Is it a mistake in the paper? I don't know why F_e function can accept x_i, they have a different dimension. Thank you!

greeness commented 5 years ago

I think there is a mistake in the paper.

In the training time, to get the loss between Fe and Fd, we need to calculate Fd(Fe(y_i)) (Not x_i, because as you pointed out, Fe cannot take x_i as input but y_i).

Probably because of this mistake, dhruvramani@ used a different way to derive the loss. It is probably working too but not as good as the one proposed by the original paper.

In the prediction time, to predict labels, we would do

Fd(Fx(x_i)) this is consistent between the formula from the paper and the implementation here.

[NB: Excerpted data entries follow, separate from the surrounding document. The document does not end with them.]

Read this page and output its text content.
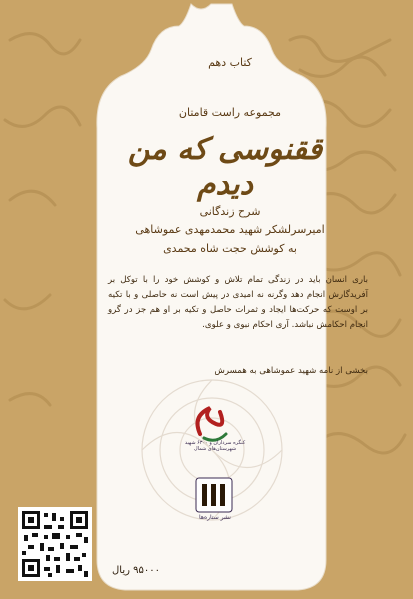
کتاب دهم
مجموعه راست قامتان
ققنوسی که من دیدم
شرح زندگانی
امیرسرلشکر شهید محمدمهدی عموشاهی
به کوشش حجت شاه محمدی
باری انسان باید در زندگی تمام تلاش و کوشش خود را با توکل بر آفریدگارش انجام دهد وگرنه نه امیدی در پیش است نه حاصلی و با تکیه بر اوست که حرکت‌ها ایجاد و ثمرات حاصل و تکیه بر او هم جز در گرو انجام احکامش نباشد. آری احکام نبوی و علوی.
بخشی از نامه شهید عموشاهی به همسرش
کنگره سرداران و ۶۳۰۰ شهید شهرستان‌های شمال
نشر ستاره‌ها
۹۵۰۰۰ ریال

greeness commented 5 years ago

I found out that in the latest version of the paper hosted on arXiV . That mistake is already fixed. Now equation (3) cotains Fd(Fe(y_i)) instead of Fd(Fe(x_i)).

See https://arxiv.org/pdf/1707.00418.pdf

hinanmu commented 5 years ago

Thanks, I got it.

chihkuanyeh commented 5 years ago

@greeness thanks for the clarification.